• The girl was in her bedroom with family members in the house when she tried the challenge
  • The dangerous trend encourages social media users to hold their breath until they pass out
  • 10-year-old Nylah is not the first child to lose her life after taking up the dare

A Pennsylvania family is warning others about the "Blackout Challenge" that is now widely popular on social media. The family lost their 10-year-old child to the challenge and are now warning other parents to keep an eye on their kids so that they don’t fall for the internet stunt.
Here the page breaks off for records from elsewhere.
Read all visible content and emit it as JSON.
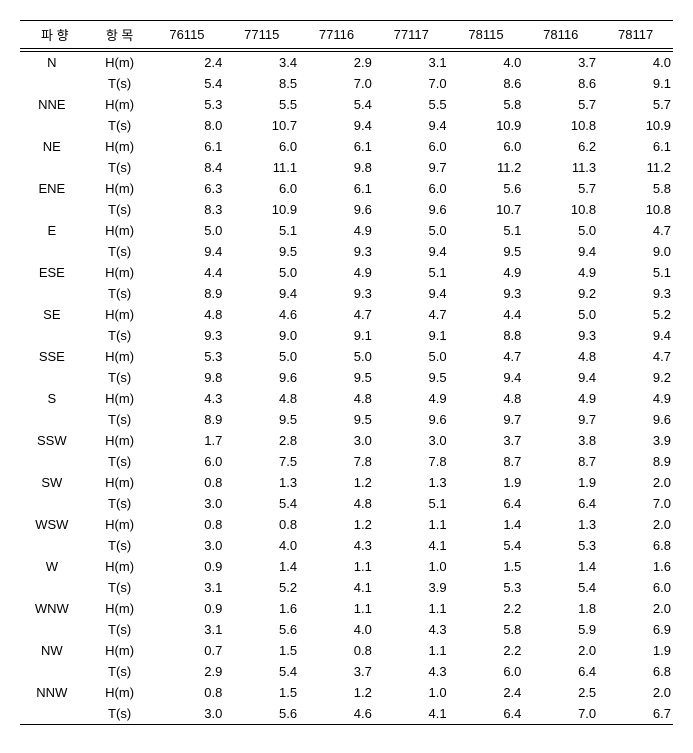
{
  "headers": [
    "파 향",
    "항 목",
    "76115",
    "77115",
    "77116",
    "77117",
    "78115",
    "78116",
    "78117"
  ],
  "measures": [
    "H(m)",
    "T(s)"
  ],
  "directions": [
    "N",
    "NNE",
    "NE",
    "ENE",
    "E",
    "ESE",
    "SE",
    "SSE",
    "S",
    "SSW",
    "SW",
    "WSW",
    "W",
    "WNW",
    "NW",
    "NNW"
  ],
  "rows": [
    [
      "2.4",
      "3.4",
      "2.9",
      "3.1",
      "4.0",
      "3.7",
      "4.0"
    ],
    [
      "5.4",
      "8.5",
      "7.0",
      "7.0",
      "8.6",
      "8.6",
      "9.1"
    ],
    [
      "5.3",
      "5.5",
      "5.4",
      "5.5",
      "5.8",
      "5.7",
      "5.7"
    ],
    [
      "8.0",
      "10.7",
      "9.4",
      "9.4",
      "10.9",
      "10.8",
      "10.9"
    ],
    [
      "6.1",
      "6.0",
      "6.1",
      "6.0",
      "6.0",
      "6.2",
      "6.1"
    ],
    [
      "8.4",
      "11.1",
      "9.8",
      "9.7",
      "11.2",
      "11.3",
      "11.2"
    ],
    [
      "6.3",
      "6.0",
      "6.1",
      "6.0",
      "5.6",
      "5.7",
      "5.8"
    ],
    [
      "8.3",
      "10.9",
      "9.6",
      "9.6",
      "10.7",
      "10.8",
      "10.8"
    ],
    [
      "5.0",
      "5.1",
      "4.9",
      "5.0",
      "5.1",
      "5.0",
      "4.7"
    ],
    [
      "9.4",
      "9.5",
      "9.3",
      "9.4",
      "9.5",
      "9.4",
      "9.0"
    ],
    [
      "4.4",
      "5.0",
      "4.9",
      "5.1",
      "4.9",
      "4.9",
      "5.1"
    ],
    [
      "8.9",
      "9.4",
      "9.3",
      "9.4",
      "9.3",
      "9.2",
      "9.3"
    ],
    [
      "4.8",
      "4.6",
      "4.7",
      "4.7",
      "4.4",
      "5.0",
      "5.2"
    ],
    [
      "9.3",
      "9.0",
      "9.1",
      "9.1",
      "8.8",
      "9.3",
      "9.4"
    ],
    [
      "5.3",
      "5.0",
      "5.0",
      "5.0",
      "4.7",
      "4.8",
      "4.7"
    ],
    [
      "9.8",
      "9.6",
      "9.5",
      "9.5",
      "9.4",
      "9.4",
      "9.2"
    ],
    [
      "4.3",
      "4.8",
      "4.8",
      "4.9",
      "4.8",
      "4.9",
      "4.9"
    ],
    [
      "8.9",
      "9.5",
      "9.5",
      "9.6",
      "9.7",
      "9.7",
      "9.6"
    ],
    [
      "1.7",
      "2.8",
      "3.0",
      "3.0",
      "3.7",
      "3.8",
      "3.9"
    ],
    [
      "6.0",
      "7.5",
      "7.8",
      "7.8",
      "8.7",
      "8.7",
      "8.9"
    ],
    [
      "0.8",
      "1.3",
      "1.2",
      "1.3",
      "1.9",
      "1.9",
      "2.0"
    ],
    [
      "3.0",
      "5.4",
      "4.8",
      "5.1",
      "6.4",
      "6.4",
      "7.0"
    ],
    [
      "0.8",
      "0.8",
      "1.2",
      "1.1",
      "1.4",
      "1.3",
      "2.0"
    ],
    [
      "3.0",
      "4.0",
      "4.3",
      "4.1",
      "5.4",
      "5.3",
      "6.8"
    ],
    [
      "0.9",
      "1.4",
      "1.1",
      "1.0",
      "1.5",
      "1.4",
      "1.6"
    ],
    [
      "3.1",
      "5.2",
      "4.1",
      "3.9",
      "5.3",
      "5.4",
      "6.0"
    ],
    [
      "0.9",
      "1.6",
      "1.1",
      "1.1",
      "2.2",
      "1.8",
      "2.0"
    ],
    [
      "3.1",
      "5.6",
      "4.0",
      "4.3",
      "5.8",
      "5.9",
      "6.9"
    ],
    [
      "0.7",
      "1.5",
      "0.8",
      "1.1",
      "2.2",
      "2.0",
      "1.9"
    ],
    [
      "2.9",
      "5.4",
      "3.7",
      "4.3",
      "6.0",
      "6.4",
      "6.8"
    ],
    [
      "0.8",
      "1.5",
      "1.2",
      "1.0",
      "2.4",
      "2.5",
      "2.0"
    ],
    [
      "3.0",
      "5.6",
      "4.6",
      "4.1",
      "6.4",
      "7.0",
      "6.7"
    ]
  ]
}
The 10-year-old girl, Nylah, recently became an addition to the list of children, who lost their lives after taking up the “Blackout Challenge.”

The viral trend encourages children to hold their breath until they pass out, according to ABC7 News. Nylah, like many others, stumbled upon the challenge and recently decided to take up the dare. Unfortunately, the challenge cost the life of a girl, described as a good and smart child by her mother, Tawainna Anderson.

"She was a butterfly," Anderson told the news portal. “She was everything. She was a happy child." Her family said Nylah could speak three languages and said she was a fun and bright girl.

Nylah passed away in her bedroom after trying out the dangerous trend while her family members were at home.

"But no one was in the bedroom with her when this happened, so there was no one there to save her,” said Elizabeth Wood, a licensed clinical social worker at the local hospital.

The family rushed Nylah to the hospital, but she did not survive.

"I'm so hurt," Anderson said. "This is a pain that won't go away. It's at the top of my throat. I am so hurt."

Experts from the medical field also warned of the dangers of the challenge and said the lack of oxygen could lead to cardiac arrest. Brain damage and organ damage are also other serious risks of the challenge.

As doctors urge parents to know what their children are up to on the internet, they said, parents can simply start conversations by asking what their kids are watching, as reported by 6abc Action News.

Anderson also warned parents to keep a check on their children’s phones. "Make sure you check your kids' phones," the grieving mother said. "You never know what you might find on their phones. You wouldn't think 10-year-olds would try this. They're trying because they're kids and they don't know better."

Nylah is not the first victim to the challenge. Earlier this year, a 12-year-old boy from Oklahoma was found dead after taking part in the Blackout Challenge.

In Italy, a 10-year-old girl also died after performing the Blackout challenge; her death led to TikTok announcing that it would no longer allow anyone under 13 on its Italian platform.